No es que Hilda estuviera tan absorta en los reclamos de sus chicos que no tuviera tiempo para Margaret, pues siempre estaba encantada de verla o de oír su voz al otro lado del teléfono. Por lo general, se las arreglaban para ir juntas al cine una vez a la semana y, a menudo, cuando el tiempo no era demasiado inclemente, quedaban los domingos para dar un paseo por el Heath. Disfrutaban mucho en estas citas, pues Hilda era de lo más divertida cuando paseaban a toda prisa en medio del frío del atardecer, y cotorreaban sin cesar como un mirlo en celo. Hilda se sentaba junto a Margaret en el cine y se le agarraba al brazo por la emoción, pero no podía, o no quería, ser seria. Cambiaba inmediatamente de tema cuando Margaret empezaba a hablar de los asuntos que en verdad le interesaban, incluidas sus propias insatisfacciones.
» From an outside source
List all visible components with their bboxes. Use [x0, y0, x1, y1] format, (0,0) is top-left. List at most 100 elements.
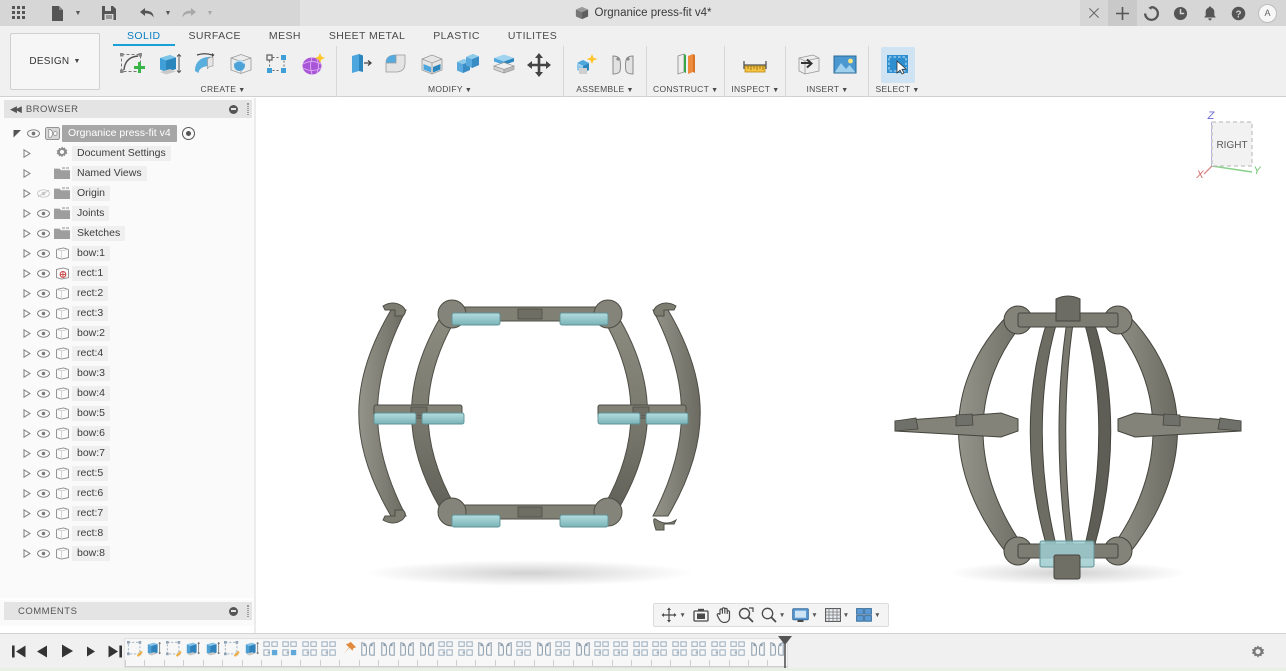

Hilda había decidido, después de oír la historia de Frank Kennett, que Margaret tenía que levantar el ánimo y la disuadía de cualquier debate acerca de la religión, o de cómo lograr reconstruir Londres de sus ruinas, porque, en esos casos, Margaret siempre terminaba desanimándose y se ponía muy aburrida. Lo hacía con las mejores intenciones, pues le tenía mucho cariño a su amiga y estaba segura de su buena fe, pero Margaret estaba empezando a encontrarla algo irritante y a desear otras compañías que, de vez en cuando, le permitieran hablar de las cosas que atormentaban su mente. Seguía queriendo a su amiga con locura: Hilda siempre ocuparía ese rincón que hay en el corazón de cada chica reservado para la amiga más antigua, aquella con quien no existe apenas otro vínculo que el de los veinticinco años o más transcurridos desde una infancia común. Sin embargo, a veces sentía, no sin remordimientos, que Hilda no estaba a su altura.